You’re bad for me. I know this. But each time I see you, I can’t help but feel the magnetic pull between us. My mind tells me no, but my heart and my body scream YES!
I have tried so many different things to get rid of this otherworldly hold you seem to have over me. God knows I’ve tried! I’ve tried ignoring you, that didn’t last long. I’ve made a conscious effort to forget your name, refraining from ever mentioning it, blocking my memories of you from my thoughts. I’ve tried to do other things to keep my mind off you. But I see you everywhere. In my dreams, in moments of wakefulness, in the movies I watch, in the books I read. It also doesn’t help matters that you tempt me every chance you get.
And here it comes again; the temptation that is you. I can smell you, your unique scent that fills my head with thoughts of rapturous pleasure. I look away; desperate to fight the urge to come to you. You linger on in my thoughts, hovering in my subconscious, taunting me with promises of thrills beyond my wildest imagination. Now you’re in my line of vision, willing me come closer. I can almost feel the ridges of your well defined body beneath my fingers. I feel my resolve weaken and I move towards you, anticipation making me tremble.

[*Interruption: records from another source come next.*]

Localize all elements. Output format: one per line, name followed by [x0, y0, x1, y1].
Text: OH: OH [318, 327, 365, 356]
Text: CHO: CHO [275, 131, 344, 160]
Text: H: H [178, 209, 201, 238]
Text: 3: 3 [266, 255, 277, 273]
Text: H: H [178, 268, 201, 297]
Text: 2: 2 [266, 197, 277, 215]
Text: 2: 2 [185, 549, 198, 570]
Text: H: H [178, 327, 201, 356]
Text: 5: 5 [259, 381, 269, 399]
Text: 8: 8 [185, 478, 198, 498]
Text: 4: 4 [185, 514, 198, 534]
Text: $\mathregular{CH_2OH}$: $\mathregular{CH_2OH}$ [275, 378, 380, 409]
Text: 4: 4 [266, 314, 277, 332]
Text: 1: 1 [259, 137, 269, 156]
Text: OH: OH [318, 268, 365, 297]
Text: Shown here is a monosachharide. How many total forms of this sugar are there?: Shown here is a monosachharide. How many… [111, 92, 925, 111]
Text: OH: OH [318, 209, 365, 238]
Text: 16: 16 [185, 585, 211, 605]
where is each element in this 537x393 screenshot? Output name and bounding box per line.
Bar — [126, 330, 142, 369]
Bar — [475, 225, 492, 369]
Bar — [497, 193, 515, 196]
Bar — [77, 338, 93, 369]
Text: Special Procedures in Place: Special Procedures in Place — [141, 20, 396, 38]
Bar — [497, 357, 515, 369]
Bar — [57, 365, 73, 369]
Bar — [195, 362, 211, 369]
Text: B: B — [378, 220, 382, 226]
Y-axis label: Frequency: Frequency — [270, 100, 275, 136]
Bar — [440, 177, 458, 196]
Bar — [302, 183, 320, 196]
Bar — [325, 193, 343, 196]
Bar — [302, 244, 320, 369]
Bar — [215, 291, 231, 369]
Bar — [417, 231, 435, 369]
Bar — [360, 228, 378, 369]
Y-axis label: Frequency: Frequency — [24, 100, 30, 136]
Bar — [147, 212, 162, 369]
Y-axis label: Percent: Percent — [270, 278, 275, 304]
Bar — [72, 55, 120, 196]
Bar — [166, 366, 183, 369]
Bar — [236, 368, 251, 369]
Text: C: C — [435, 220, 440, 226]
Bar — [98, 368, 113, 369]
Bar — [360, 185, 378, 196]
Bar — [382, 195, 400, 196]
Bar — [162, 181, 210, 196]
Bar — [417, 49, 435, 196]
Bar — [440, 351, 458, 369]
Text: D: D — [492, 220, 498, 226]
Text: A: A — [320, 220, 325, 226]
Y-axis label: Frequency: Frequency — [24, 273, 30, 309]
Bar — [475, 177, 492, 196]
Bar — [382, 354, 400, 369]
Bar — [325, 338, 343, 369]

I couldn’t resist, now I’m holding you, touching you, caressing you, and I want more of you, all of you. I’m unwrapping you now; I want no more barriers between us. My heart is racing, desire coursing through every inch of my being at the sight of your smooth, brown skin. My hands are shaking as I slowly lift you to my lips. My mouth is watering, you’re so big. Can I handle you? All of you?
My tongue flicks out, tasting you tentatively. I’ve wanted you for so long I can’t wait a moment longer. Finally, I sink my teeth into you and savour the rich velvety sweetness of you my temptation. The only addiction i can never kick; CHOCOLATE! Mmmmmmm!